Chet Bulger, a Rumford native who became a top lineman on the last Cardinals team to win the NFL championship, died Thursday at his Fairfax, Va., home. He was 91.

Bulger died from natural causes, said De La Salle Institute, the school in Chicago where he coached and taught for three decades.

Bulger played in the NFL from 1942-50, starting with the Chicago Cardinals during the era of leather helmets and two-way linemen and spending his final season with the Detroit Lions.

In 1947, he helped the Cardinals beat the Philadelphia Eagles 28-21 for the NFL crown. The Cardinals lost the 1948 title game to the Eagles 7-0, then did not play for the championship again until reaching this year’s Super Bowl. They lost the Feb. 1 game to the Pittsburgh Steelers.

Bulger always bled Cardinal red, from the day they drafted him in 1942 on through their relocations to St. Louis and Arizona. But he always kept Rumford in his heart, too.

In a pre-Super Bowl interview with the Sun Journal, he noted that in 1946, Chicago Bears owner and coach George Halas offered $20,000 for Bulger’s contract. Cardinals owner Charles Bidwill, father of now owner Bill Bidwill, told Chet he would split the money with him if he’d agree to go to the cross-town rivals.

“I said, ‘No, I’ll go back to Maine.’ I didn’t want to play for anybody but the Cardinals,” he said. “I liked George as a person, but I didn’t want him as a boss. His players used to tell me he threw nickels around like they were manhole covers.”

Bulger wasn’t in football for the money. Nobody was back in the 1940s. Pro football still played second fiddle to the college game in those days. The Cardinals sometimes played in front of smaller crowds than the ones Bulger played in front of at Stephens High School in Rumford, he noted.

Football rules at Mountain Valley now, but it was big in the River Valley back then, too. Elizabeth Bulger, his mother, loved it as much as anyone.

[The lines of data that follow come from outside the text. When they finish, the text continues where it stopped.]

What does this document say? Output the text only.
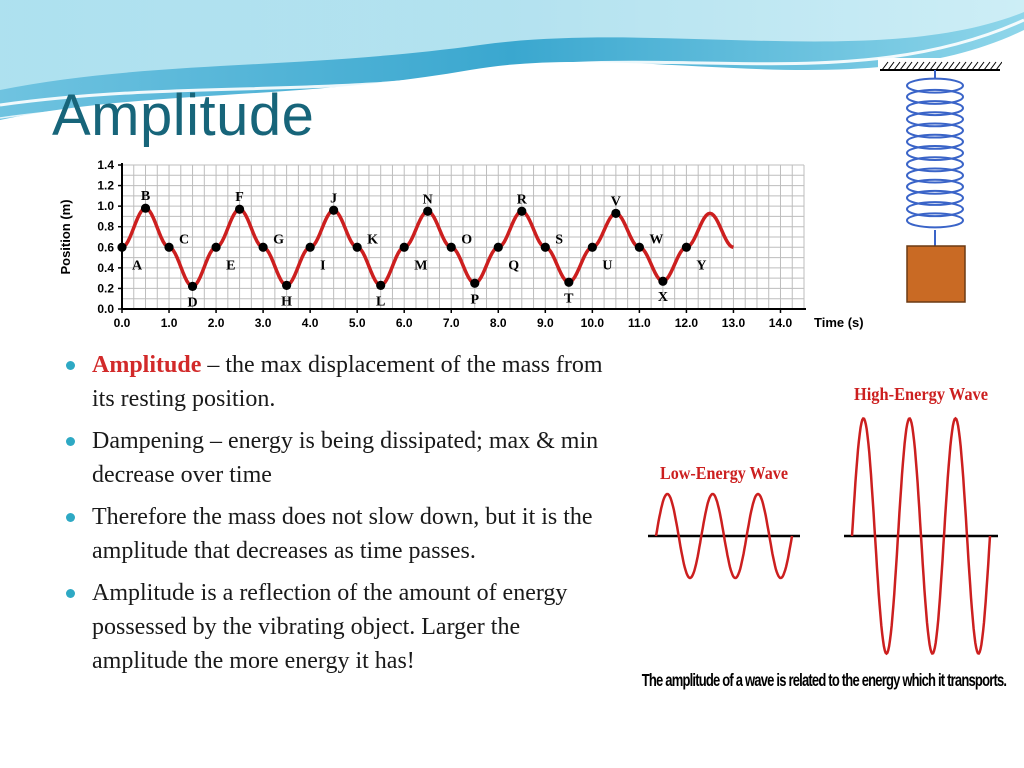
Amplitude
0.0
0.2
0.4
0.6
0.8
1.0
1.2
1.4
0.0	1.0	2.0	3.0	4.0	5.0	6.0	7.0	8.0	9.0 10.0 11.0 12.0 13.0 14.0 Time (s)
Position (m)	A
B
C
D
E
F
G
H
I
J
K
L
M
N
O
P
Q
R
S
T
U
V
W
X
Y
Amplitude – the max displacement of the mass from its resting position.
Dampening – energy is being dissipated; max & min decrease over time
Therefore the mass does not slow down, but it is the amplitude that decreases as time passes.
Amplitude is a reflection of the amount of energy possessed by the vibrating object. Larger the amplitude the more energy it has!
Low-Energy Wave
High-Energy Wave
The amplitude of a wave is related to the energy which it transports.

When he was a sophomore, Bulger recalled in the interview, he played a game against South Portland with crushed ribs. The doctor told him the next day he was done playing for the season.

His mother told him he wasn’t.

“My mother made me go back up and change into my practice clothes and I went on the football field and the coach said, ‘You can’t play ball with busted ribs,'” a laughing Bulger said then.

Bulger said he hadn’t given much thought to football after high school. His track coach at Stephens got him a track scholarship to Auburn University in Alabama. He walked on for football.

He didn’t think he’d play beyond college until the Cardinals sent him a letter after graduation telling him he was drafted, he was their property.

He started out as a right tackle, but when the Cardinals drafted University of Georgia superstar Charley Trippi in 1947, they moved Bulger to left tackle, Trippi’s side. They scored 45 points in their first game, against the Detroit Lions and rolled to the championship from there against the Eagles, 28-21. The 6-foot-3, 260-pound Bulger, an All-Pro that season, helped spring Trippi for a 44-yard touchdown run and Elmer Angsman on two 70-yard TD runs.

The Cards were even better the next year, averaging 33-points per game, but Philly got its revenge, taking advantage of a snow-covered field to win the championship, 7-0.

Bulger calls that game the one that got away.

“It’s like the big walleye I lost up in Canada. I’ll never forget it. It was the biggest one I ever saw. I had a cheap reel on it. It ended up in the bottom of the lake,” he said.

Mainers might consider Bulger the one that got away. After one year with the Lions, he retired in 1951 and returned to Chicago, where he became a teacher at De La Salle Institute. He taught and coached there for more than 30 years. In 2007, the school honored his contributions by naming its main athletic field after him.

While he lived in Virginia, his heart still belonged to Rumford, he said, and he held a soft spot for Falcon football. He’s heard of the exploits of Fitzpatrick Trophy finalist Justin Staires from family back home. He sent quarterback Cam Kaubris, a cousin, John Wooden’s book “Pyramid of Success.”

“Just give a kind word to the people of Rumford for me. I’m so proud to have played for that high school,” he said in the pre Super Bowl interview. “To this day, I believe all of my success rested with the coaches I had there.”

Bulger said he would root, as expected, for the Cardinals to trounce the Steelers in the big game. It didn’t happen. Arizona lost to Pittsburgh 27-23.

Ironically, in 1944, the Cardinals and Steelers merged their franchises for one year, splitting home games in Chicago and Pittsburgh. The combined team went 0-10, and drew the nickname of the Car-Pitts, as in, every opponent walked right over them.

“We were terrible,” Bulger said last month. “You’d get beat so bad, you’d cry.”

Bulger scored seven points in his NFL career, kicking an extra point in 1943 and returning a fumble for a touchdown in 1945.